Never heard of the Eta Aquarid meteors? 2019 offers a good chance to check out this normally obscure meteor shower.
This year offers an especially good chance to spy these fast-moving meteors. First off, the peak for this shower arrives on the morning of Monday, May 6 less than 40 hours after the New Moon.
This means that the Moon will be a thin, 4 percent illuminated waxing crescent low in the dusk sky come Monday night, out of view when the shower reaches its peak. Speaking of which, the Eta Aquarids have a broad peak centered on May 6, running from April 19 to May 28.
If you’re clouded out come Monday morning, it’s still worth watching for meteors on Sunday or Tuesday, just in case.
The exact peak for the 2019 Eta Aquarids is expected to arrive on May 6 at 14:00 UT/10:00 EDT, favoring the southwestern Pacific region.
At their maximum, expect the Eta Aquarids to produce a Zenithal Hourly Rate (ZHR) of 50 meteors per hour. Keep in mind, however, the ZHR is an ideal rate, assuming dark skies with a radiant straight overhead near the zenith.
Most observers will see a rate considerably lower, mainly due to light pollution and the true position of the radiant.
The Eta Aquarids appear to radiate from a point (known as the shower’s radiant) just a few degrees west of the +4th magnitude star Eta Aquarii (hence the shower’s name) located in the astronomical constellation of Aquarius the Water-Bearer.
The radiant is also very near the famous “Y-shaped” asterism in Aquarius of Um the Water Jar. Aquarius also hosts another elusive meteor shower: the July Delta Aquarids.
The parent comet for the Eta Aquarids is none other than that most famous comet of them all, 1/P Halley. In fact two debris trails from Halley’s Comet intersect the orbit of Earth, and the comet also gives us the October Orionids.
The Eta Aquarids: A Brief History
Like Halley, the Eta Aquarids are on a retrograde stream orbiting the Sun.
We see the outward trail from Halley during Eta Aquarid season, with the incoming inward trail during the October Orionids.
Either trail is coming at the Earth nearly head-on, producing relatively swift meteors moving at about 66 kilometers per second.
Now, for the bad news. For observers up north, the Eta Aquarid radiant doesn’t rise above the southeastern horizon until about 2 am local time; expect rates to pick up towards dawn. Down under, the reverse is true: in fact, folks in South Africa and Australia consider the Eta Aquarids to be one of the best annual meteor showers.

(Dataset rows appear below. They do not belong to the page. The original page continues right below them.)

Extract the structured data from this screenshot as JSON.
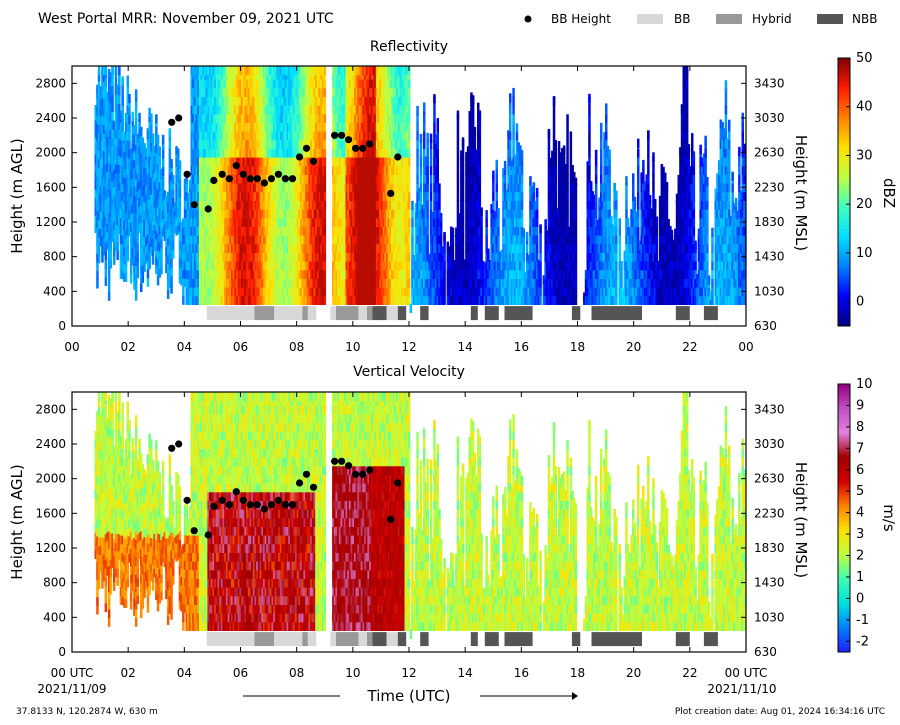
{
  "header": {
    "title": "West Portal MRR:  November 09, 2021 UTC"
  },
  "legend": {
    "placement": "top-right",
    "items": [
      {
        "label": "BB Height",
        "marker": "dot",
        "color": "#000000"
      },
      {
        "label": "BB",
        "marker": "rect",
        "color": "#d8d8d8"
      },
      {
        "label": "Hybrid",
        "marker": "rect",
        "color": "#999999"
      },
      {
        "label": "NBB",
        "marker": "rect",
        "color": "#555555"
      }
    ]
  },
  "footer": {
    "location": "37.8133 N, 120.2874 W, 630 m",
    "created": "Plot creation date: Aug 01, 2024 16:34:16 UTC",
    "date_start": "2021/11/09",
    "date_end": "2021/11/10",
    "time_label": "Time (UTC)"
  },
  "chart_data": [
    {
      "type": "heatmap",
      "title": "Reflectivity",
      "ylabel": "Height (m AGL)",
      "y2label": "Height (m MSL)",
      "xlim": [
        0,
        24
      ],
      "ylim": [
        0,
        3000
      ],
      "x_ticks": [
        "00",
        "02",
        "04",
        "06",
        "08",
        "10",
        "12",
        "14",
        "16",
        "18",
        "20",
        "22",
        "00"
      ],
      "y_ticks": [
        0,
        400,
        800,
        1200,
        1600,
        2000,
        2400,
        2800
      ],
      "y2_ticks": [
        "630",
        "1030",
        "1430",
        "1830",
        "2230",
        "2630",
        "3030",
        "3430"
      ],
      "colorbar": {
        "label": "dBZ",
        "range": [
          -5,
          50
        ],
        "ticks": [
          "0",
          "10",
          "20",
          "30",
          "40",
          "50"
        ],
        "stops": [
          "#00007f",
          "#0000ff",
          "#0080ff",
          "#00e0ff",
          "#40ffbf",
          "#bfff40",
          "#ffe000",
          "#ff8000",
          "#ff1a00",
          "#7f0000"
        ]
      }
    },
    {
      "type": "heatmap",
      "title": "Vertical Velocity",
      "ylabel": "Height (m AGL)",
      "y2label": "Height (m MSL)",
      "xlim": [
        0,
        24
      ],
      "ylim": [
        0,
        3000
      ],
      "x_ticks": [
        "00 UTC",
        "02",
        "04",
        "06",
        "08",
        "10",
        "12",
        "14",
        "16",
        "18",
        "20",
        "22",
        "00 UTC"
      ],
      "y_ticks": [
        0,
        400,
        800,
        1200,
        1600,
        2000,
        2400,
        2800
      ],
      "y2_ticks": [
        "630",
        "1030",
        "1430",
        "1830",
        "2230",
        "2630",
        "3030",
        "3430"
      ],
      "colorbar": {
        "label": "m/s",
        "range": [
          -2.5,
          10
        ],
        "ticks": [
          "-2",
          "-1",
          "0",
          "1",
          "2",
          "3",
          "4",
          "5",
          "6",
          "7",
          "8",
          "9",
          "10"
        ],
        "stops": [
          "#2020ff",
          "#0080ff",
          "#00e0e0",
          "#40ffb0",
          "#bfff40",
          "#ffe000",
          "#ff8000",
          "#d00000",
          "#a00000",
          "#e080e0",
          "#c050c0",
          "#900080"
        ]
      }
    }
  ],
  "bb_heights": [
    {
      "x": 3.55,
      "y": 2350
    },
    {
      "x": 3.8,
      "y": 2400
    },
    {
      "x": 4.1,
      "y": 1750
    },
    {
      "x": 4.35,
      "y": 1400
    },
    {
      "x": 4.85,
      "y": 1350
    },
    {
      "x": 5.05,
      "y": 1680
    },
    {
      "x": 5.35,
      "y": 1750
    },
    {
      "x": 5.6,
      "y": 1700
    },
    {
      "x": 5.85,
      "y": 1850
    },
    {
      "x": 6.1,
      "y": 1750
    },
    {
      "x": 6.35,
      "y": 1700
    },
    {
      "x": 6.6,
      "y": 1700
    },
    {
      "x": 6.85,
      "y": 1650
    },
    {
      "x": 7.1,
      "y": 1700
    },
    {
      "x": 7.35,
      "y": 1750
    },
    {
      "x": 7.6,
      "y": 1700
    },
    {
      "x": 7.85,
      "y": 1700
    },
    {
      "x": 8.1,
      "y": 1950
    },
    {
      "x": 8.35,
      "y": 2050
    },
    {
      "x": 8.6,
      "y": 1900
    },
    {
      "x": 9.35,
      "y": 2200
    },
    {
      "x": 9.6,
      "y": 2200
    },
    {
      "x": 9.85,
      "y": 2150
    },
    {
      "x": 10.1,
      "y": 2050
    },
    {
      "x": 10.35,
      "y": 2050
    },
    {
      "x": 10.6,
      "y": 2100
    },
    {
      "x": 11.35,
      "y": 1530
    },
    {
      "x": 11.6,
      "y": 1950
    }
  ],
  "bb_types": [
    {
      "start": 4.8,
      "end": 6.5,
      "type": "BB"
    },
    {
      "start": 6.5,
      "end": 7.2,
      "type": "Hybrid"
    },
    {
      "start": 7.2,
      "end": 8.2,
      "type": "BB"
    },
    {
      "start": 8.2,
      "end": 8.4,
      "type": "Hybrid"
    },
    {
      "start": 8.4,
      "end": 8.7,
      "type": "BB"
    },
    {
      "start": 9.2,
      "end": 9.4,
      "type": "BB"
    },
    {
      "start": 9.4,
      "end": 10.2,
      "type": "Hybrid"
    },
    {
      "start": 10.2,
      "end": 10.5,
      "type": "BB"
    },
    {
      "start": 10.5,
      "end": 10.7,
      "type": "Hybrid"
    },
    {
      "start": 10.7,
      "end": 11.2,
      "type": "NBB"
    },
    {
      "start": 11.2,
      "end": 11.6,
      "type": "BB"
    },
    {
      "start": 11.6,
      "end": 11.9,
      "type": "NBB"
    },
    {
      "start": 12.4,
      "end": 12.7,
      "type": "NBB"
    },
    {
      "start": 14.2,
      "end": 14.45,
      "type": "NBB"
    },
    {
      "start": 14.7,
      "end": 15.2,
      "type": "NBB"
    },
    {
      "start": 15.4,
      "end": 16.4,
      "type": "NBB"
    },
    {
      "start": 17.8,
      "end": 18.1,
      "type": "NBB"
    },
    {
      "start": 18.5,
      "end": 20.3,
      "type": "NBB"
    },
    {
      "start": 21.5,
      "end": 22.0,
      "type": "NBB"
    },
    {
      "start": 22.5,
      "end": 23.0,
      "type": "NBB"
    }
  ]
}
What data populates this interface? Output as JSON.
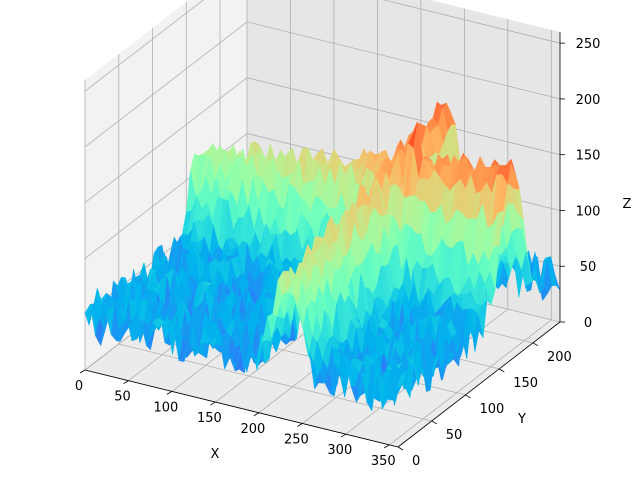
{
  "chart_data": {
    "type": "surface3d",
    "colormap": "rainbow",
    "xlabel": "X",
    "ylabel": "Y",
    "zlabel": "Z",
    "xlim": [
      0,
      360
    ],
    "ylim": [
      0,
      240
    ],
    "zlim": [
      0,
      260
    ],
    "xticks": [
      "0",
      "50",
      "100",
      "150",
      "200",
      "250",
      "300",
      "350"
    ],
    "yticks": [
      "0",
      "50",
      "100",
      "150",
      "200"
    ],
    "zticks": [
      "0",
      "50",
      "100",
      "150",
      "200",
      "250"
    ],
    "grid": true,
    "surface": {
      "x_count": 360,
      "y_count": 240,
      "baseline_z": 45,
      "ridge_along_x_at_y": 170,
      "ridge_along_y_at_x": 230,
      "ridge_max_z": 175,
      "peak": {
        "x": 250,
        "y": 165,
        "z": 230
      }
    }
  }
}
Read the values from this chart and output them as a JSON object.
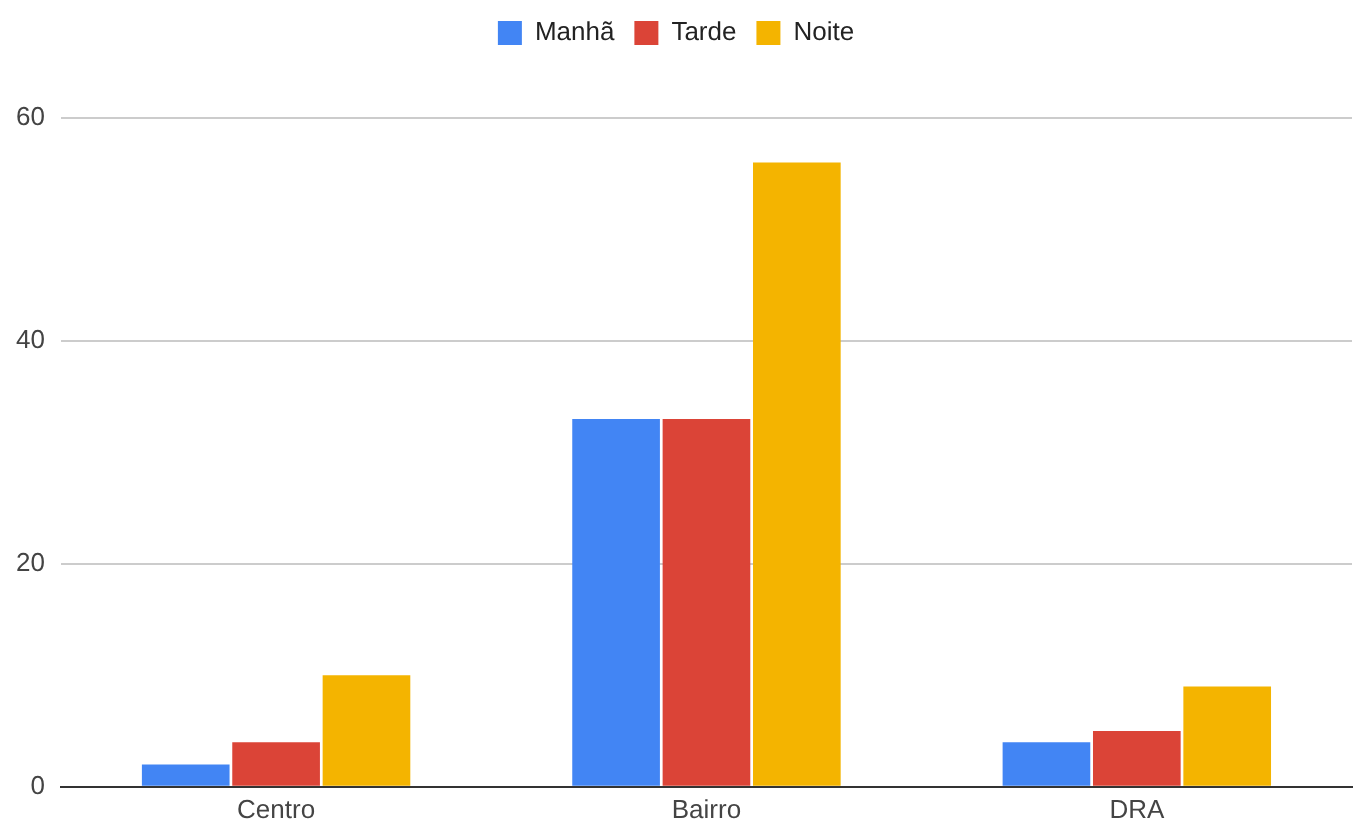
{
  "chart_data": {
    "type": "bar",
    "categories": [
      "Centro",
      "Bairro",
      "DRA"
    ],
    "series": [
      {
        "name": "Manhã",
        "color": "#4285f4",
        "values": [
          2,
          33,
          4
        ]
      },
      {
        "name": "Tarde",
        "color": "#db4437",
        "values": [
          4,
          33,
          5
        ]
      },
      {
        "name": "Noite",
        "color": "#f4b400",
        "values": [
          10,
          56,
          9
        ]
      }
    ],
    "ylim": [
      0,
      60
    ],
    "yticks": [
      0,
      20,
      40,
      60
    ],
    "grid": "y",
    "legend": "top"
  }
}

The Eta Aquarid stream also seems to be ancient, in the 2,000-3,000 year old range. There also seems to be an 11 year periodicity for the Eta Aquarids, probably caused by gravitational perturbations on the stream caused by the planet Jupiter. 2013 was a fine year for the Eta Aquarids with a ZHR approaching 140 per hour, while we seem to be coming off of a relative lull seen in 2016-2018.
Also, another poorly understood meteor shower peaks on May 8: the Eta Lyrids.
This also seems to be a new stream, laid down by the 198- passage of Comet IRAS-Araki-Alcock, just 0.03 astronomical units (AU) or only 4.6 million kilometers from the Earth.
The Eta Aquarids are one of the very few major showers with a radiant located in the southern hemisphere… barely. The exact radiant position for the Eta Aquarids is Right Ascension 22 hours, 20 minutes, Declination -1 degrees south.
Why are all of the good meteor showers up north? Is this just a statistical fluke, or is some other process at play? We’ve never seen this anomaly addressed in meteor astronomy.
Observing meteor showers is as simple as laying back and watching with a good Mk-1 pair of eyeballs and waiting for an Eta Aquarid to glide silently by.
Be sure to watch in the early morning hours for best results, as you’ll be on the portion of the Earth turned forward into the oncoming meteor stream.
Be sure to find as dark an observing site possible for best results, otherwise, fainter Eta Aquarids will pass right by unobserved.
Hear a meteor crackle? You’re not imagining things: audible meteors are a real phenomenon, and eerie to witness.
How many meteors do you see? Count ’em up per hour, and you can report your observations to the International Meteor Organization (IMO).
It’s one of the very few ways that naked eye observers can still contribute to modern astronomy.
You can also photograph meteors simply by aiming a tripod-mounted DSLR camera at the sky and taking time exposures of 30 seconds to 3 minutes in duration. We like to use an intervalometer to simply take an automated series of timed shots of the sky, to free us up to lay back and watch the show.
Good luck, and clear skies!
Also keep an eye out for any Eta Aquarids early tomorrow morning, as SpaceX’s Dragon heads up the US East Coast.